Parlez-nous de ce qui n’a pas été dans ce match, comme les shoots extérieurs où le Sénégal n’a inscrit qu’un seul panier ?
On nous a contrés plusieurs fois sur les tirs à trois points. Je voulais aller à l’intérieur, être agressif, provoquer des fautes et marquer à l’intérieur. Il y a des moments, il faut tirer parce qu’il reste 3 ou 4 secondes. Mais si on prend des tirs très tôt, on est contrés. Donc, j’ai refusé de prendre ces tirs-là. On s’est beaucoup précipité sur les tirs à trois points. Mais il ne faut pas arrêter de tirer. Les filles ont assuré sur le contrôle de la balle sur les 22 secondes.

Qu’est-ce qui était le plus difficile entre le match contre les Etats-Unis et la Lettonie ?
Ce sont deux matchs différents. Avec les Etats-Unis, ce sont de grandes filles. La Lettonie, ce sont les arrières. Mais il faut toujours rester solide. Il faut aller jusqu’au bout et jusqu’au fond. C’est ce qu’on a essayé de faire et les filles ont étaient vraiment solides.

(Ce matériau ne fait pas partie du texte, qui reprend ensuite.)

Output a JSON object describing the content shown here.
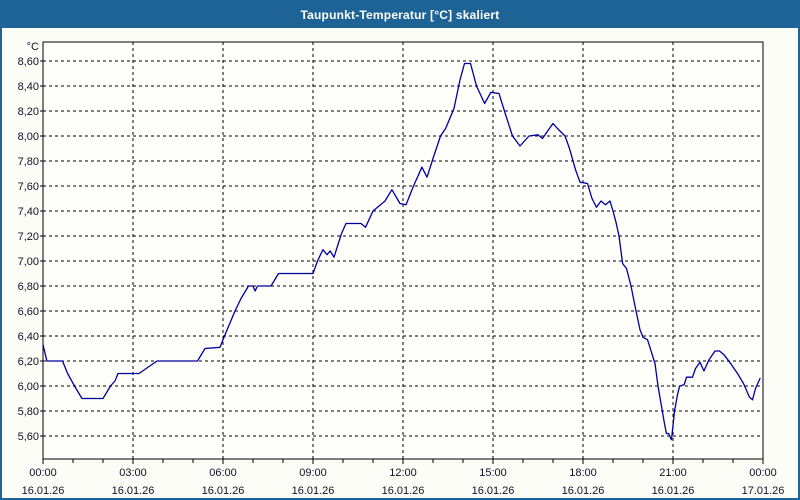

Qu’est-ce que vous retenez comme satisfaction ?
La barre des 55 points était mythique. On a tout fait pendant le tournoi pour la dépasser. Et on l’a fait à trois reprises. Mais, on n’est jamais arrivé à 60 points. C’est hier (samedi) que le déclic a eu lieu. Mettre 67 points contre une grande équipe comme les Etats-Unis, c’est quelque chose. On s’est dit que le minimum aujourd’hui (hier), c’était 70 points. Je leur avais dit que si on arrive à mettre 70 points, on gagne le match. Les filles ont compris.

Et le match contre la Chine ?
La Chine, c’est une équipe régulière, très constante qui ne fait pas beaucoup de pertes de balles. Elles jouent très justes et sont très rapides. C’est à nous de les contrôler et d’éviter de venir tard dans la rotation. Sinon, elles vont nous tuer. On va faire des séances de vidéo cette nuit (hier) et demain (aujourd’hui). C’est un autre match. Ce match-là, on l’a déjà oublié.